A Convenient Expression for Packed Circle Radius
When you develop a solver for the Tammes problem you're usually concerned with distributing points evenly on the sphere, ensuring they are equidistant from each other. The radius of the circles you place at those points is generally not considered:
There are known solutions for a given number of circles but there is no known solution for any number of points. Relaxation can be used in the general case.
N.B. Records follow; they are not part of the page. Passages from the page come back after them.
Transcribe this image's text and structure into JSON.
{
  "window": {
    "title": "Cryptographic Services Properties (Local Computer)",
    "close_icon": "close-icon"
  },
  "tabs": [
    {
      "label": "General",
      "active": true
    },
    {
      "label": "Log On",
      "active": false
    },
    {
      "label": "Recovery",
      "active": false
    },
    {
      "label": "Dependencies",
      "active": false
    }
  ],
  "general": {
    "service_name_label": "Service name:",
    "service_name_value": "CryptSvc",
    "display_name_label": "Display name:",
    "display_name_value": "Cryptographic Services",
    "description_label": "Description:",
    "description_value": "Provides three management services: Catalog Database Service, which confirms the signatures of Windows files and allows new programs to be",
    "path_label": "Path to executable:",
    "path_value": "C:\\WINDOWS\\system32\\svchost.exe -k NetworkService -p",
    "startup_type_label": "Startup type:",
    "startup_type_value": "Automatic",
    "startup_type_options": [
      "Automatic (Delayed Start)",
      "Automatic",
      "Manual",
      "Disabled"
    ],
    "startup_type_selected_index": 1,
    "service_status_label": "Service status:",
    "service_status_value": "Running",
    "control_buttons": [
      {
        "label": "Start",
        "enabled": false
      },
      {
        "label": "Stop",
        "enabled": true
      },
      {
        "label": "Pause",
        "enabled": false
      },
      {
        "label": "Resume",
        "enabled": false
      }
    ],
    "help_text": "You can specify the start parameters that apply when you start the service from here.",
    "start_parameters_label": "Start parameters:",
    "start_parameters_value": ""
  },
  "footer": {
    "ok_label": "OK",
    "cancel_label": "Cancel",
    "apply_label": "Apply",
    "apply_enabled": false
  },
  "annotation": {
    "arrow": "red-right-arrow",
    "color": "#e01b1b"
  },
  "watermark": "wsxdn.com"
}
Once the unit sphere is packed with circles, finding the radius can start with two circles and the planes they lie within:
If the circle center points \(p_0\) and \(p_1\) are on the unit sphere, they can also be considered the normals of the planes they lie within. The acute angle \(\theta\) between these two planes is called the dihedral angle and is easily calculated as:
\[\theta = acos(p_0 \cdot p_1)\]
The obtuse angle, \(\alpha\), is called the anhedral angle and is thus:
\[\alpha = \pi - \theta\]
The adjacent/opposite sides of the triangle formed by the two planes and the line joining \(p_0\) and \(p_1\) will be the same size and can be considered the desired circle radius:
Using the Law of Cosines an expression for \(d\) and then \(r\), can quickly be attained:
\[d^2 = r^2 + r^2 - 2r^2cos(\alpha)\]
\[d^2 = 2r^2(1 - cos(\alpha))\]
\[r = \sqrt{\frac{d^2}{2(1 - cos(\alpha))}}\]
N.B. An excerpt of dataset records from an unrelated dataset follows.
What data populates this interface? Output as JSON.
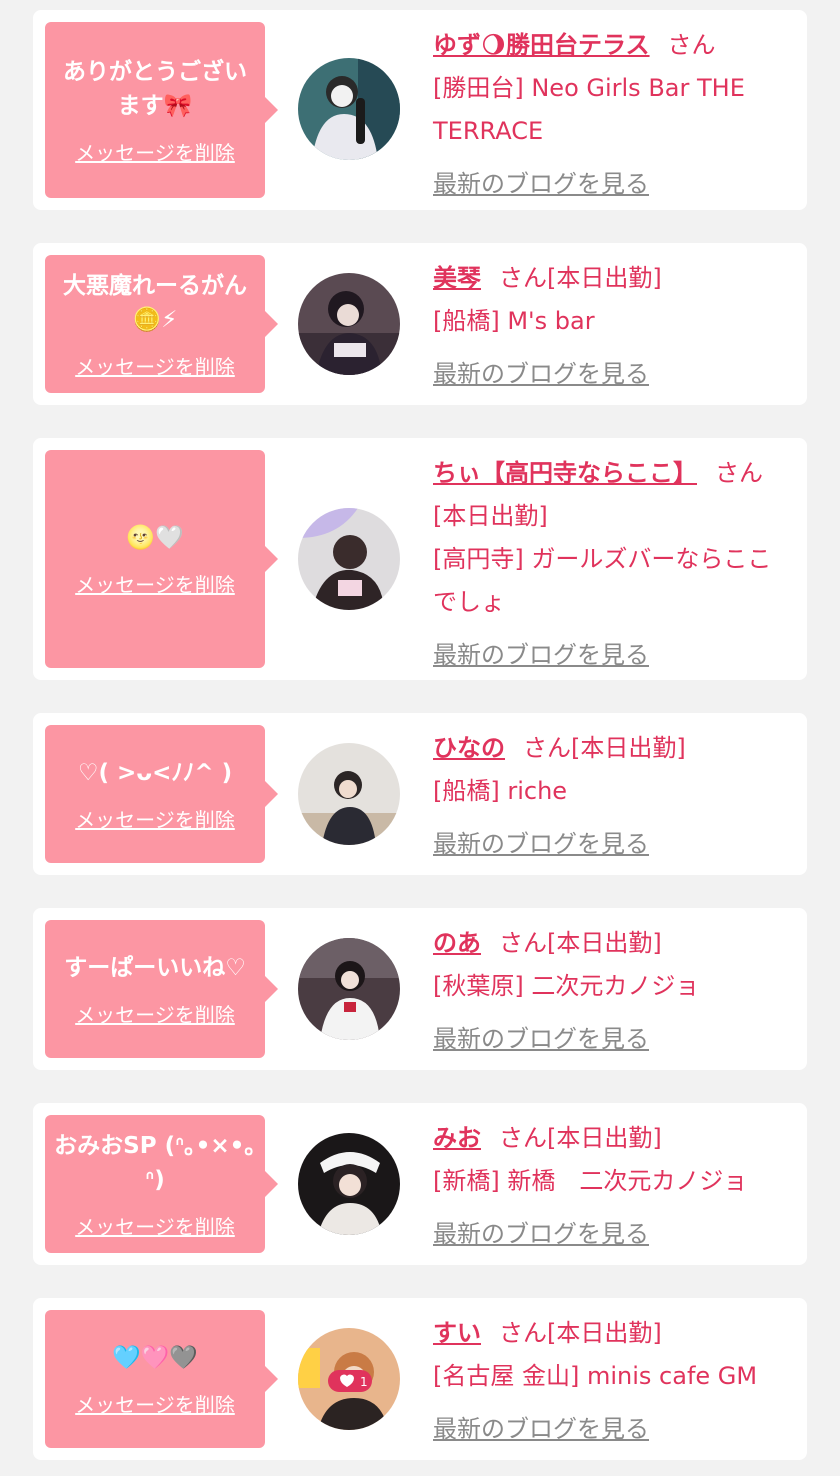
{
  "delete_label": "メッセージを削除",
  "blog_label": "最新のブログを見る",
  "san_suffix": "さん",
  "accent_color": "#e0335c",
  "bubble_color": "#fc96a3",
  "cards": [
    {
      "message": "ありがとうございます🎀",
      "name": "ゆず🌖勝田台テラス",
      "status": "",
      "shop": "[勝田台] Neo Girls Bar THE TERRACE"
    },
    {
      "message": "大悪魔れーるがん🪙⚡",
      "name": "美琴",
      "status": "[本日出勤]",
      "shop": "[船橋] M's bar"
    },
    {
      "message": "🌝🤍",
      "name": "ちぃ【高円寺ならここ】",
      "status": "[本日出勤]",
      "shop": "[高円寺] ガールズバーならここでしょ"
    },
    {
      "message": "♡( >ᴗ<ﾉﾉ^ )",
      "name": "ひなの",
      "status": "[本日出勤]",
      "shop": "[船橋] riche"
    },
    {
      "message": "すーぱーいいね♡",
      "name": "のあ",
      "status": "[本日出勤]",
      "shop": "[秋葉原] 二次元カノジョ"
    },
    {
      "message": "おみおSP (ᐢ｡•×•｡ᐢ)",
      "name": "みお",
      "status": "[本日出勤]",
      "shop": "[新橋] 新橋　二次元カノジョ"
    },
    {
      "message": "🩵🩷🩶",
      "name": "すい",
      "status": "[本日出勤]",
      "shop": "[名古屋 金山] minis cafe GM",
      "avatar_badge": "1"
    }
  ]
}
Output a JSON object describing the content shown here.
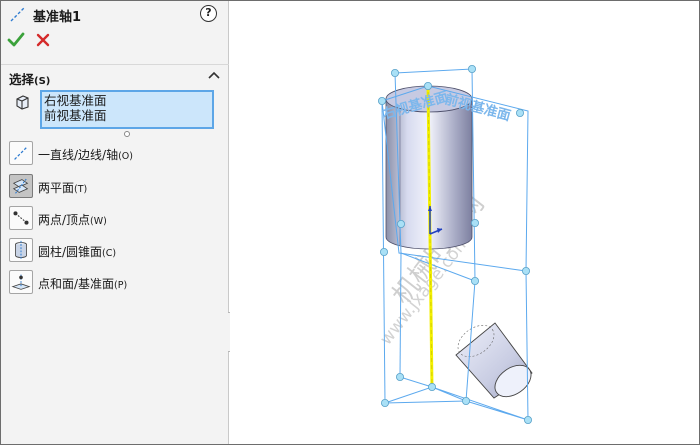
{
  "panel": {
    "title": "基准轴1",
    "help_label": "?",
    "ok_icon": "checkmark-icon",
    "cancel_icon": "close-icon",
    "section": {
      "title": "选择",
      "mnemonic": "(S)"
    },
    "selection_items": [
      "右视基准面",
      "前视基准面"
    ],
    "options": [
      {
        "label": "一直线/边线/轴",
        "mnemonic": "(O)",
        "icon": "line-edge-axis-icon",
        "active": false
      },
      {
        "label": "两平面",
        "mnemonic": "(T)",
        "icon": "two-planes-icon",
        "active": true
      },
      {
        "label": "两点/顶点",
        "mnemonic": "(W)",
        "icon": "two-points-icon",
        "active": false
      },
      {
        "label": "圆柱/圆锥面",
        "mnemonic": "(C)",
        "icon": "cylinder-cone-icon",
        "active": false
      },
      {
        "label": "点和面/基准面",
        "mnemonic": "(P)",
        "icon": "point-plane-icon",
        "active": false
      }
    ]
  },
  "viewport": {
    "plane_labels": [
      "右视基准面",
      "前视基准面"
    ],
    "watermark": [
      "机械时代网",
      "www.jxage.com"
    ],
    "colors": {
      "plane_edge": "#5ca9ee",
      "handle": "#8fd3ef",
      "axis": "#f3f000",
      "label": "#7cb7ec",
      "watermark": "#c9c9c9"
    }
  }
}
This works well enough to get the radius you want but the overuse of transcendentals feels like it can be squeezed some more. Following the Law of Sines makes things even worse but there's a clue in the \(cos(\alpha)\) term which expands to:
\[cos(\pi - \theta)\]
This can be reduced using a common trigonometric identity:
\[cos(\pi - \theta) = cos(\pi)cos(\theta) + sin(\pi)sin(\theta)\]
Given that \(cos(\pi)=-1\), \(sin(\pi)=0\) and \(\theta=acos(p_0 \cdot p_1)\), this immediately reduces to:
\[cos(\pi - \theta) = -(p_0 \cdot p_1)\]
Leaving the final substitution:
\[r = \sqrt{\frac{d^2}{2(p_0 \cdot p_1 + 1)}}\]